Te nadzieje wciąż jednak są dość nieśmiałe, bo wydatki wzrosły jedynie o 0,2 proc. w porównaniu z kwietniem, kiedy zwyżka była jeszcze mniejsza – poinformował wczoraj Departament Handlu.
Dochody Amerykanów zwiększyły się w maju o 0,4 proc., przy czym pensje drugi miesiąc z rzędu o 0,5 proc. Stopa oszczędności wzrosła do 4 proc., czyli 454,3 mld USD, co jest poziomem najwyższym tego wskaźnika od września 2009 r. – Amerykanie nadal będą zwracali większą uwagę na spłacanie długów i odbudowywanie oszczędności. Wydatki będą rosły w miarę przybywania miejsc pracy – uważa Sal Guatieri, starszy ekonomista z firmy BMO Capital Markets w Toronto.

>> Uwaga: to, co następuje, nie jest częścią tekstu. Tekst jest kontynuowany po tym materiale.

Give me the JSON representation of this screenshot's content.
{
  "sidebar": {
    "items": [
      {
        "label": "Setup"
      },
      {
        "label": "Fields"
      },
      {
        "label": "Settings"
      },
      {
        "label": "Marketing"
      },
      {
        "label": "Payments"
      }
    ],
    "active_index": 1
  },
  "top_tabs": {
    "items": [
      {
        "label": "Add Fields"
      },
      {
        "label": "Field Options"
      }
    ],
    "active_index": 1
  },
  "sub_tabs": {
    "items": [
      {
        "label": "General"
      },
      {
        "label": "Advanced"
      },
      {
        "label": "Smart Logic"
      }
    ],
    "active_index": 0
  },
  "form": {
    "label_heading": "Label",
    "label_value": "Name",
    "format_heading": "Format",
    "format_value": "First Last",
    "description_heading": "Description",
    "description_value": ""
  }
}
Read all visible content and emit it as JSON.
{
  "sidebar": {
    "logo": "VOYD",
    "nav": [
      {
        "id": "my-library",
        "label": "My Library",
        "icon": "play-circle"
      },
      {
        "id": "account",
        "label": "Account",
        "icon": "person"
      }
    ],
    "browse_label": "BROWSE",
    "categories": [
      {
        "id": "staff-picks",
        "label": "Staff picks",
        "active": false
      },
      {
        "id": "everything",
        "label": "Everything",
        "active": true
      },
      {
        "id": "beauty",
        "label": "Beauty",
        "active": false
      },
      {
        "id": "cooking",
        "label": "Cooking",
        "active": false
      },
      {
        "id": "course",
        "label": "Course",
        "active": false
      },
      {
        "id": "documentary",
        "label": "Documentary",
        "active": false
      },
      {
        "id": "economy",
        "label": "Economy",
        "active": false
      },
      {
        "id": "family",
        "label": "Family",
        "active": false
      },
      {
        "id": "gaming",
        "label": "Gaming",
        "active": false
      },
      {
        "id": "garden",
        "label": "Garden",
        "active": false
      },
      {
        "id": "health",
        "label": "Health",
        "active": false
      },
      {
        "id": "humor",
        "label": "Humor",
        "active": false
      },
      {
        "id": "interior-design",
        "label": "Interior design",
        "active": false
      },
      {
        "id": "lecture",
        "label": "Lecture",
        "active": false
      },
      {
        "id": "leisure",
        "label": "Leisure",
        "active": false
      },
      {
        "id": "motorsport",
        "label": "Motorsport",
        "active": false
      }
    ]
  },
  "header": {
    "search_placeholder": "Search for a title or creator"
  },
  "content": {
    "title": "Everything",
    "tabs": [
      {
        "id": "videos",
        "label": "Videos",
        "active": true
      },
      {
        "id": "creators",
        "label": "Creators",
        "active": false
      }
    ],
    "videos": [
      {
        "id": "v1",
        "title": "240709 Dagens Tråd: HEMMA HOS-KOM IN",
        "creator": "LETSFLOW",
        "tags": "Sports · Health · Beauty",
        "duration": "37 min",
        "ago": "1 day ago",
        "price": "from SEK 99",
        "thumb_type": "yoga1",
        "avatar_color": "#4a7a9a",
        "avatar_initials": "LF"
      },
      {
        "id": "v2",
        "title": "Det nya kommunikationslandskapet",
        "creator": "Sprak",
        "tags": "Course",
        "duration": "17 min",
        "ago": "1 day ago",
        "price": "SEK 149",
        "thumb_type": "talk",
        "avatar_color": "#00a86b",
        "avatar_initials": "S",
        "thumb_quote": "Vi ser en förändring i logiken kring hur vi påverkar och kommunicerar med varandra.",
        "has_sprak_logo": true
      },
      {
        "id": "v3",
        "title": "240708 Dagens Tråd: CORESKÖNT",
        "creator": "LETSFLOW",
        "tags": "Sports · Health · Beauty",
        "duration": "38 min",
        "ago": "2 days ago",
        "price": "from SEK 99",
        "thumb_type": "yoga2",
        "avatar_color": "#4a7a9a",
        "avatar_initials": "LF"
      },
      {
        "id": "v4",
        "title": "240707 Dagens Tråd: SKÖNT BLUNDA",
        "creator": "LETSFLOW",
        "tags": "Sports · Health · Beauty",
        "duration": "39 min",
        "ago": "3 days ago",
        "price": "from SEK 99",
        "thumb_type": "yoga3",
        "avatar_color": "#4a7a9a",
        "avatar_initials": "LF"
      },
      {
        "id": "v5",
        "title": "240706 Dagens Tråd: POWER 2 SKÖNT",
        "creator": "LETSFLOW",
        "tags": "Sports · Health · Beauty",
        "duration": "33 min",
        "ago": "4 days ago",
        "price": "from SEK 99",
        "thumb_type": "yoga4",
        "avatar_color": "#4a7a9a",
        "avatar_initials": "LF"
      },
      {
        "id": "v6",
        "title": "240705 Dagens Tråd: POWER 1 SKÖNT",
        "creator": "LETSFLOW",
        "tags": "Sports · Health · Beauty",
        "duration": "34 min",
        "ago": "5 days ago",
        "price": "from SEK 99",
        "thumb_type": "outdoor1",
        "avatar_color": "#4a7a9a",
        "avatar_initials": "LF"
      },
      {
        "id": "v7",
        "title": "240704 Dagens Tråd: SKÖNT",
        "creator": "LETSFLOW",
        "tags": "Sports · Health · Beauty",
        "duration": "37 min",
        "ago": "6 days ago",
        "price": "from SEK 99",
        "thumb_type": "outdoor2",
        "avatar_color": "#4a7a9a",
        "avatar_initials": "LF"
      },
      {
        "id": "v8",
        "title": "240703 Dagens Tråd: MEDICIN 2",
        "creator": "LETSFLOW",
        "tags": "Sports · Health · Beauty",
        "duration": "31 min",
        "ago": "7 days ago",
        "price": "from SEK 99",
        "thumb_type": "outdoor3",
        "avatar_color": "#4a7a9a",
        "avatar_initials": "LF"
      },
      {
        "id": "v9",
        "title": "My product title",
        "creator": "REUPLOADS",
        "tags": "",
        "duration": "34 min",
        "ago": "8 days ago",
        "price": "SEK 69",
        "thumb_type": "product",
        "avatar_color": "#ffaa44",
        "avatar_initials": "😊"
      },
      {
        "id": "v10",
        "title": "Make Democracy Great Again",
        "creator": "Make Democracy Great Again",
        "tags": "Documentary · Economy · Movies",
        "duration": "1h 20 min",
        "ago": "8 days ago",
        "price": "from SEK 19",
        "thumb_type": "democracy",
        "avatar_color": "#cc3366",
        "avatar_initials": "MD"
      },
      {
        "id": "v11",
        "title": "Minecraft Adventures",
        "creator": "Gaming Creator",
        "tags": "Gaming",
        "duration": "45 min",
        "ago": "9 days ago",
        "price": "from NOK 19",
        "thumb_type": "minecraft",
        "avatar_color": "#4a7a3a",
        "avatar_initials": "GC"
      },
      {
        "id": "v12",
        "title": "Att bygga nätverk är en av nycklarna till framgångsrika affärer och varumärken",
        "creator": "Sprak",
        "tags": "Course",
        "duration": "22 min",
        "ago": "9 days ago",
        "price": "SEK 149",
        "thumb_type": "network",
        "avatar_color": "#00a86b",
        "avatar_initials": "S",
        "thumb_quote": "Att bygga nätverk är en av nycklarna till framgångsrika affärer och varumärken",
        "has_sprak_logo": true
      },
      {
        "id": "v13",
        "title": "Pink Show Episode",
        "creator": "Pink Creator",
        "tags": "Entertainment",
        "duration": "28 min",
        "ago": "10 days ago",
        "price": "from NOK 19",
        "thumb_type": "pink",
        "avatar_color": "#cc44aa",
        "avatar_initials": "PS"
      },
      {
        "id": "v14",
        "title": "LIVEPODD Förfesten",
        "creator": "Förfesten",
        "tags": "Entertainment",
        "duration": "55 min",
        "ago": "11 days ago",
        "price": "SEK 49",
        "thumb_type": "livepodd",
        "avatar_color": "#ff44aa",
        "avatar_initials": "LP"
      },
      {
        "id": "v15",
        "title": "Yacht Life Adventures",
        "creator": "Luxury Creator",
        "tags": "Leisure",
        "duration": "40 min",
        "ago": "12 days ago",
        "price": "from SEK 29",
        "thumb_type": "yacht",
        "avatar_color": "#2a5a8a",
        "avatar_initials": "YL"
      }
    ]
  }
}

Po uwzględnieniu inflacji wydatki wzrosły w maju o 0,3 proc. Przy czym na zakupy dóbr trwałych, takich jak samochody czy wyposażenie mieszkań, Amerykanie wydali o 1,1 proc. więcej. Popyt na dobra nietrwałe spadł o 0,2 proc., a na usługi wzrósł o 0,3 proc.